The NEET measurement from the OECD echoes findings from Statistics Canada released last May.

The country's national data collection agency found only 13 per cent of the 6.8 Canadian youth qualified as NEET, continuing a trend that has stayed more or less static for the past two decades.

The OECD had previously stated Canada had the second-lowest NEET rating among G7 countries. Tuesday's report examined a variety of educational metrics for 42 countries worldwide.

Canada's NEET rate was situated in the lower half of the report's spectrum, but was higher than the figures for Netherlands and Luxembourg, who boasted NEET rates of seven per cent.

Turkey had the highest NEET rate at 37 per cent, a number that reflected the fact that more than half the country's women were excluded from both education and work.

The OECD report repeatedly stressed the need for governments to step up investment in education if they hope to limit inequality and improve employment prospects for their citizens.

"Countries need an increasingly educated and skilled workforce to succeed in today’s knowledge economy," OECD Secretary-General Angel Gurria said in a statement.

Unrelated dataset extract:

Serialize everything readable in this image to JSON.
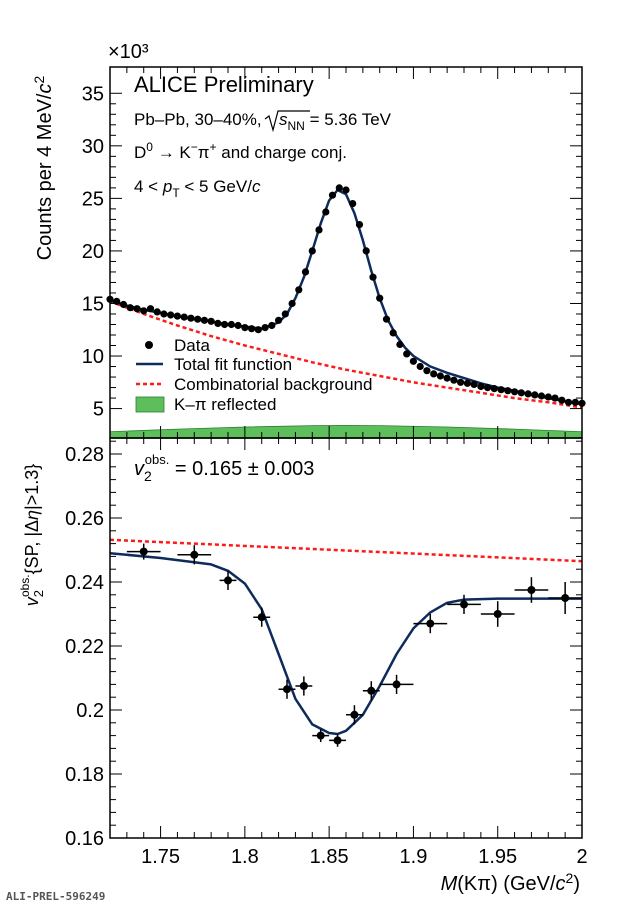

"Investing from an early age is crucial to lay the foundations of later success. High quality education and skills have to be among the number one priorities for governments, for economies and for societies. Supporting the poorest and ensuring equal access is another important pillar in an inclusive education policy."

The OECD report flagged the average NEET rate as a particularly telling measure of a country's future prospects.

The typical 15-year-old looking ahead 15 more years could expect seven years of education, 5.5 years of work, one year unemployed and 1.3 years out of the workforce entirely.

Although some in that last category were raising families, the OECD said, the high unemployment figures among young adults, especially in countries with low birthrates such as Spain and Italy, indicate a grave problem.

According to the report, the prospect of unemployment among the young is less dismal for those with more education. It found that higher education reduced joblessness by eight percentage points among 20-24 year-olds and 6.7 percentage points among 25-29 year-olds.

The report found one major reversal: Young women, for the first time, are more likely than young men to finish high school, are outpacing men in entering university-level education, and are catching up even in vocational schools.

The gap was most pronounced in Iceland and Portugal, where women's high school graduation rates were higher than men's by 20 percentage points or more.

Teenage girls in OECD countries were also more ambitious than boys when it came to their future careers.

They were significantly more likely to expect jobs in high-status, professional careers. But relatively few envisioned themselves in engineering or computing, both fields that remain dominated by men.